Ricorre oggi l’80º anniversario del bombardamento di Valleradice

Roberta Pugliesi
2 MIn Lettura
(di Roberta Pugliesi) Ricorre oggi l’80º anniversario del bombardamento di Valleradice durante il quale venne distrutto l’affresco del Quattrocento che ritraeva la Madonna di Valleradice. Un episodio forse dimenticato da tanti ma che nella popolosa contrada della città viene tramandato di generazione in generazione affinché non se ne perda la memoria.

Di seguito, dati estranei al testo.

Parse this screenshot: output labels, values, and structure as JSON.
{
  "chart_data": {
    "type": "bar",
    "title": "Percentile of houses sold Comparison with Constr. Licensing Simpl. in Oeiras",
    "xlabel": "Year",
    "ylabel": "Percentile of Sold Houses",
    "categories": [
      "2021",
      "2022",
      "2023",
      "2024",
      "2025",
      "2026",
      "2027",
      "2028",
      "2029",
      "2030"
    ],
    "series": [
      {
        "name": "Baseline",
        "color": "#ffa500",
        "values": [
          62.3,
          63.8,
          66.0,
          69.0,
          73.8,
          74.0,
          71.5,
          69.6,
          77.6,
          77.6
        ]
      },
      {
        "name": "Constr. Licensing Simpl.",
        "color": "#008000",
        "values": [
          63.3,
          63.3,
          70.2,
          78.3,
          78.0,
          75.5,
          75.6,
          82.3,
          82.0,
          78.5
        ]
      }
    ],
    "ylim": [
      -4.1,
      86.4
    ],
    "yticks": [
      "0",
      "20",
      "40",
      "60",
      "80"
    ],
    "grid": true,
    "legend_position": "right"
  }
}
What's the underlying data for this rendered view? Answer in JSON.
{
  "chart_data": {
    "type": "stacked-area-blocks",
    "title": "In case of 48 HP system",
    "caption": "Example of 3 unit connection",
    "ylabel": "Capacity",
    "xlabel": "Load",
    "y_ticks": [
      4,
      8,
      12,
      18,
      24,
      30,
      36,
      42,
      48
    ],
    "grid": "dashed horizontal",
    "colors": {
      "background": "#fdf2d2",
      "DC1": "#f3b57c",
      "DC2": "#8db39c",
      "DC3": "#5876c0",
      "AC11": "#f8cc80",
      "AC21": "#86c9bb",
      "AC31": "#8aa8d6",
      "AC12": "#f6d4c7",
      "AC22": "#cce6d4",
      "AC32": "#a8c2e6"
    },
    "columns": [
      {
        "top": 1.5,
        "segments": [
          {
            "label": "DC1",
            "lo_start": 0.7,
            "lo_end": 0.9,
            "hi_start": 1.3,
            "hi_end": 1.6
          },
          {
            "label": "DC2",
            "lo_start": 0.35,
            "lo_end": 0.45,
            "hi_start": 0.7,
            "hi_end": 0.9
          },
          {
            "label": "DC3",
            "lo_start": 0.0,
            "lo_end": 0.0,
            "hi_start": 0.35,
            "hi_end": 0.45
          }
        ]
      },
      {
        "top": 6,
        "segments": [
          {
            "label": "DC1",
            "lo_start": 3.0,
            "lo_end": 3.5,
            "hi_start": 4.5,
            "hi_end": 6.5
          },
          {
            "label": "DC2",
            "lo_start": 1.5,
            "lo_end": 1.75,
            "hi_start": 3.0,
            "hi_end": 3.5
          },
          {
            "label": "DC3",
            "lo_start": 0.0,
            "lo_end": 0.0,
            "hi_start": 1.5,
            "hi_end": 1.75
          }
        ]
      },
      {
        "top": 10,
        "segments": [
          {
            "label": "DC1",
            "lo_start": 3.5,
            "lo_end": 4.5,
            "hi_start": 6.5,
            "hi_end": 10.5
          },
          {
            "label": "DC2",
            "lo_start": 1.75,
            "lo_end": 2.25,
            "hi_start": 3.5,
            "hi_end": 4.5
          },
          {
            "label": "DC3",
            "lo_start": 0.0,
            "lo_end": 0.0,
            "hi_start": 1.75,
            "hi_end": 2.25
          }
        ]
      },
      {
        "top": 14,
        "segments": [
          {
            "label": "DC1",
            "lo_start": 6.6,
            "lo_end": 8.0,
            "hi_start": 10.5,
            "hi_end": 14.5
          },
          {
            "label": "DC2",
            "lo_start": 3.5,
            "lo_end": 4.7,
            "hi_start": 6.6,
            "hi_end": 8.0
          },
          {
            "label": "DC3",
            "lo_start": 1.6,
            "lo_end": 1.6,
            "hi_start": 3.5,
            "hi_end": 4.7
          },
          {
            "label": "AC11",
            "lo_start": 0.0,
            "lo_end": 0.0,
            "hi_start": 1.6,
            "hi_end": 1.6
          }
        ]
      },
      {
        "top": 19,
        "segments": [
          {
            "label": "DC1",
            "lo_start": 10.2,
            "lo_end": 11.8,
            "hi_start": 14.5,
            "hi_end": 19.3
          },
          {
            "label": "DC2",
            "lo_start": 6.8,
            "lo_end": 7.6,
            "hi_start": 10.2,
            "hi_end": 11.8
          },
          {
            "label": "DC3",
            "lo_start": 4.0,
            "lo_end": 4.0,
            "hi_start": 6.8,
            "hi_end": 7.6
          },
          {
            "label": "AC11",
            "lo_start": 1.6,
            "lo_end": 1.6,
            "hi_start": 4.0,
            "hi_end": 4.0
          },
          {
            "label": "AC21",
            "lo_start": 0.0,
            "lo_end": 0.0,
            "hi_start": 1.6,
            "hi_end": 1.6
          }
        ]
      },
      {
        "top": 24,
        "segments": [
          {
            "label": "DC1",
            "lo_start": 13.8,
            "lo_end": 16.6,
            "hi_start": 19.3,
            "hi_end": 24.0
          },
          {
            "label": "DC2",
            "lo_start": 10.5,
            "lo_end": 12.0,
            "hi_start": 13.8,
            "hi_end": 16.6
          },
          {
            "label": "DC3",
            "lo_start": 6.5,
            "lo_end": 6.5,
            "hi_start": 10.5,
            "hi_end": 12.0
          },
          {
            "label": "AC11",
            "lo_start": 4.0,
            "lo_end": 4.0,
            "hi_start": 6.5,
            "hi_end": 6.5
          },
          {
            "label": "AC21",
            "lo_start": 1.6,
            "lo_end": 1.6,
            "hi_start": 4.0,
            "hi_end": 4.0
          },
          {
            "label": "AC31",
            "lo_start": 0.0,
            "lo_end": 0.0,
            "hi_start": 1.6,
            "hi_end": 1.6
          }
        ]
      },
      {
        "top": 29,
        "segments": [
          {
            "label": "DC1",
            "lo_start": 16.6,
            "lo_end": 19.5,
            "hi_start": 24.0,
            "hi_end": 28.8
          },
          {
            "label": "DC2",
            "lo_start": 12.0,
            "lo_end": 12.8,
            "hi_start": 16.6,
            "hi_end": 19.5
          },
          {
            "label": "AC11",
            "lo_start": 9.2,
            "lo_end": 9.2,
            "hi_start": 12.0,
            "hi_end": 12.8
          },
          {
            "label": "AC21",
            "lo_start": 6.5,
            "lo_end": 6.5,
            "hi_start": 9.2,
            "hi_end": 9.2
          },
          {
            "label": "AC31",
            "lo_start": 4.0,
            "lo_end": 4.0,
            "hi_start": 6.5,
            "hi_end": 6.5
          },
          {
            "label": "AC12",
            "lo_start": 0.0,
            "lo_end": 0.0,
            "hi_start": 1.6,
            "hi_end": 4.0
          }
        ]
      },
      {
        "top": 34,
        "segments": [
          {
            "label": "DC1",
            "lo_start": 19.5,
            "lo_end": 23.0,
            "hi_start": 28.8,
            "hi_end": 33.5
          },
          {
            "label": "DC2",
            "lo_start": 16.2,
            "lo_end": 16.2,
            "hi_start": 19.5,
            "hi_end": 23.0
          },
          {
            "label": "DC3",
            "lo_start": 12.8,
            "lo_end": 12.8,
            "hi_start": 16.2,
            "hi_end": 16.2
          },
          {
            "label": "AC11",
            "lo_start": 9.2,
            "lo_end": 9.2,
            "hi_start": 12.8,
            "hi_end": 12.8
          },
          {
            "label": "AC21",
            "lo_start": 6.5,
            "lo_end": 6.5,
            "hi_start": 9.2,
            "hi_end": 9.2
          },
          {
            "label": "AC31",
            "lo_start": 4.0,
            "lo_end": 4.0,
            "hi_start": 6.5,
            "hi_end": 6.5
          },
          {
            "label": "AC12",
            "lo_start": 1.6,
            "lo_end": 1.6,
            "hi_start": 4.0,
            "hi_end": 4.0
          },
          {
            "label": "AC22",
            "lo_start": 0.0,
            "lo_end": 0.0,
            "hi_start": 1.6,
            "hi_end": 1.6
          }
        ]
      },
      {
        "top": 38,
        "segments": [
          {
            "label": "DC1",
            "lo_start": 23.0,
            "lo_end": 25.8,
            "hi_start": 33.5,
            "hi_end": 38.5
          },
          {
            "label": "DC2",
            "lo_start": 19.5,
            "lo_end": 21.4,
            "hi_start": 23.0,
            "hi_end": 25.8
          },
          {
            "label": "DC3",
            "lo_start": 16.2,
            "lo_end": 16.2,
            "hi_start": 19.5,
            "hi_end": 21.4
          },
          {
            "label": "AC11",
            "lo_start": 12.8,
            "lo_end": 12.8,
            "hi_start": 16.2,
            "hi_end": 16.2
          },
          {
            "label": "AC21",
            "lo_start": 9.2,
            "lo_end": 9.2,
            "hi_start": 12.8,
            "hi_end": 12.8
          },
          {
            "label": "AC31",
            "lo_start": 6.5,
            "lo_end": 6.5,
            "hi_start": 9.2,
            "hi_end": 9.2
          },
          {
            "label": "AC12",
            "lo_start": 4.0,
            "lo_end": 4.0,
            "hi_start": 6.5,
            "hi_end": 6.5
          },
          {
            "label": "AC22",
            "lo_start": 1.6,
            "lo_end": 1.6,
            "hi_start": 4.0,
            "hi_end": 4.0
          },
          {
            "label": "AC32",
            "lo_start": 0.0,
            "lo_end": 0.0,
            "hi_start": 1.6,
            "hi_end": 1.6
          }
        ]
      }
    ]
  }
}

A quei tempi la periferia della città di Sora quasi quotidianamente era oggetto di bombardamenti da parte degli anglo americani ed in particolare proprio la contrada di Valleradice “ebbe molto a soffrire durante quei mesi che vanno dall’armistizio dell’8 settembre 1943 al mese di maggio del 1944”, si legge nel libro “Il Santuario di Valleradice” di don Gaetano Squilla. Bombardato spesso fu il Villino Annoni dove aveva sede il comando tedesco, mentre poco lontano dal santuario i tedeschi avevano ammassato le munizioni. “Il 12 dicembre 1943 quando ormai Sora si trovò nell’immediato retrovia della guerra – si legge ancora – con lo stabilizzamento del fronte a Cassino, un bombardamento colpì anche la chiesa di Valleradice. Come c’è stato riferito da testimoni oculari, una bomba caduta nel muro del Villino Annoni, scivolando per la discesa che dal villino va alla chiesa, andò a finire prima sul tetto di essa con violenza da sfondarlo poi pur non esplodendo si abbatté sul tempietto della Madonna e distrusse anche l’antico affresco del 400: era l’affresco la memoria lontana di una fede che si era tramandata attraverso gli anni e davanti al quale aveva pregato la pia madre del cardinale Cesare Baronio perché guarisse il figlio bambino di due anni“.